Литмир - Электронная Библиотека
Содержание  
A
A

– Оставайся, – предложила ему Вера.

Николай сходил в столовую за бутылкой «Бордо». Входя на кухню, он ткнул пальцем в календарь. – Дошутились, – сказал он, – что один праздник остался в стране настоящий, да и тот военный – 9 мая. Как ты не можешь понять: не в партиях дело, не в партиях. Все станет по-другому, когда мы бросим играть в эти игрушки. Мы должны измениться. Все. И ты, и я. И она. Все.

Вера вздохнула.

– Мне похудеть надо, – согласно сказала она. – Срочно. – И бросила на мужа такой многозначительный взгляд, как будто от него здесь что-то зависело.

– Да и то, если вдуматься: двадцать семь миллионов погибло, – покачал головой Николай. – Сколько там сот тысяч в плен сдалось в первые полгода?

– Да уже полтора насчитали, – сказал Илья. – Миллиона.

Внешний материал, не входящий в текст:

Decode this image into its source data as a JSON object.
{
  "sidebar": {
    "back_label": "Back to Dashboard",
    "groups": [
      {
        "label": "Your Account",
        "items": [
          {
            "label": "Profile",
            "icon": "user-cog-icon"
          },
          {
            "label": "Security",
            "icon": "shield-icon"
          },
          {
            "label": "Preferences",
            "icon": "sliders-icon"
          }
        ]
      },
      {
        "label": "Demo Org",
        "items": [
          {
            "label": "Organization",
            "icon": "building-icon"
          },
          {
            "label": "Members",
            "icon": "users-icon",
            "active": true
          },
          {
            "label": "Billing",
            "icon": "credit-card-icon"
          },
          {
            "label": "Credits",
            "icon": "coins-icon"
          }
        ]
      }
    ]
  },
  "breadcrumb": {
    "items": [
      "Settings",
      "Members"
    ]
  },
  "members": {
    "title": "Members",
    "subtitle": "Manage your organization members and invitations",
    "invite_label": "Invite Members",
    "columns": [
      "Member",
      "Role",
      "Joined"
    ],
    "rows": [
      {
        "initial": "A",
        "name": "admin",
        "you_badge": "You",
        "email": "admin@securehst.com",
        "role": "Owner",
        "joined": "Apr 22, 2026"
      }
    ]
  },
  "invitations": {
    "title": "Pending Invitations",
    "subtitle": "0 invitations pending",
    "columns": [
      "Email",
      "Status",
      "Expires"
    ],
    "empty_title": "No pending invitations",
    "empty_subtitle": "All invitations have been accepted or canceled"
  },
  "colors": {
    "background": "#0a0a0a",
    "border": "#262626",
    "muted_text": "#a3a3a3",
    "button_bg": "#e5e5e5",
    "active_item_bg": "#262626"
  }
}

– Вот так! Да он, этот день, не со слезами на глазах! Он я даже не знаю с чем на глазах... Мы вообще мастера переплачивать. Что стоит рубль, берем не торгуясь за сто. Во всем так, не в войне дело. И все потому, что жертвы неоправданные: в бизнесе в этом чертовом сколько постреляли, а сейчас прикроют лавочку, в политике – чего только не наделали? Нет никакой последовательности, и жертвы поэтому неоправданные. Сплошные сомнения. Отсутствие ясного мировоззрения... И кстати, чтоб ты мне здесь ни говорил про это сослагательное наклонение, если бы в сорок первом был у нас царь-батюшка да Врангель с Каппелем, никакой Гудериан к Москве и близко не подошел бы.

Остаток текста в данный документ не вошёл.